Additionally, if there is an after-hour call service or something similar, the relevant agreement should be reviewed and the termination coordinated with the service.

Post Office 
Notice should be given to the post office for any change of address and/or mail forwarding.

Review all Professional Agreements 
One of the first steps for a physician should be to carefully review all professional related agreements, particularly any employment agreement or shareholder agreement if the physician is a shareholder in a professional association. Items to look for/consider include the following: 

  1. Required notice to the practice of intent to leave or retire 
  1. Non-competition and non-solicitation provisions 
  1. Medical records ownership
    and transfer 
  1. Notice to patients 
  1. Insurance, in particular issues related to tail coverage 
  1. For shareholders, transfer of shares, both the process and valuation. What notice is required? How will shares be valued? What is the timing of the buyout? 
  1. Did the physician sign any guarantees on loans for equipment, operations, real estate, or otherwise?

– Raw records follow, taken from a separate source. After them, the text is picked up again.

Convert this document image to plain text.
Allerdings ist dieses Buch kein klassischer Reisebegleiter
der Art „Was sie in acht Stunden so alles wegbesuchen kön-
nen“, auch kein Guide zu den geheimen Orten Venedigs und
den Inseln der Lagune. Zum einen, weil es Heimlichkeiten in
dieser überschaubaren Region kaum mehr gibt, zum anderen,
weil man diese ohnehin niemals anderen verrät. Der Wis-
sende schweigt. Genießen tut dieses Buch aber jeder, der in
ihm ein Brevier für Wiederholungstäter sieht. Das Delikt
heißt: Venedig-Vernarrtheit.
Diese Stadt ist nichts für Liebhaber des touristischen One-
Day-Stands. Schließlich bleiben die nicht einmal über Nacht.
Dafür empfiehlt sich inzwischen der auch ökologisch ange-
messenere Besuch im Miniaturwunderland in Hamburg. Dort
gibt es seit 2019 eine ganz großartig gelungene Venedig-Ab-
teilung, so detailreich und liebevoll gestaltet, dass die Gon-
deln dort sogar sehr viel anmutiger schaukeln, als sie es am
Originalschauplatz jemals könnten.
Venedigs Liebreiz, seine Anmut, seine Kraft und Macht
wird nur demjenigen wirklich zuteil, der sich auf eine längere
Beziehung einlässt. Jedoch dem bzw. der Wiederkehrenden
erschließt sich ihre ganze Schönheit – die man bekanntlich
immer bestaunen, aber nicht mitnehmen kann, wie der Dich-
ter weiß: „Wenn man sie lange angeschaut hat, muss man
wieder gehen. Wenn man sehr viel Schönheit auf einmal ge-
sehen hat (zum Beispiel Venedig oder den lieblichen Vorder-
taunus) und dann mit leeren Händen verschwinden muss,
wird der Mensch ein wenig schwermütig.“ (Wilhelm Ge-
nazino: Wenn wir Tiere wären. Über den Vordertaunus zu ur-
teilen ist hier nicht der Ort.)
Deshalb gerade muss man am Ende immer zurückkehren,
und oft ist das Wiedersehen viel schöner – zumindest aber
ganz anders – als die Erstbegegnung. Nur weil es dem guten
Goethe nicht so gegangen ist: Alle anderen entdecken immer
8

Winding Down anyProfessional Entity 
Physicians should assess if a professional entity, for example, a professional association or “PA,” needs to be shut down, or as the laws refer to the process, wound down and terminated.  If applicable, winding down and termination of a professional entity is a multi-stepped process that involves filing with two different agencies in Texas: the Texas Secretary of State and the Texas Comptroller. Parties will need to address tax issues and more than likely involve an accountant, preferably one who is already familiar with the practice.   In fact, the entity must file a certificate of account status from the Texas Comptroller indicating that all its taxes have been paid and it is in good standing with the Comptroller as part of the package of documents that must be filed with the Texas Secretary of State (SOS).  A certificate of termination must be filed with the SOS.

Additionally, state law requires that an entity that is winding down have a dissolution plan which addresses how claims and assets will be dealt with and distributed, and that dissolution plan must be approved as required by law. 

If there was an assumed name, that name will need to be released by filing a form with the SOS.

Licenses 
If the provider had any x-ray equipment or other equipment that required a license, the relevant licenses will need to be addressed and notice provided to the appropriate licensing agency, the Texas Department of State Health Services. 

Any wall licenses displayed should be stored in a secure location to help prevent fraud. 

Other 
Physicians should consider the tax consequences and financial issues associated with retirement and/or relocation, such as whether there are any outstanding loans (e.g., equipment, real property, other) and whether any real property has liens associated with it. Final tax returns will be required if the entire practice is closing. 

Conclusion 
In summary, there are a myriad of issues that physicians need to consider in advance of any planned retirement or relocation, and the help of other professionals is highly advised, from tax advisors to accountants and attorneys. Particularly when reviewing agreements, having someone versed in the lingo and contract law will reduce confusion and/or frustration and time.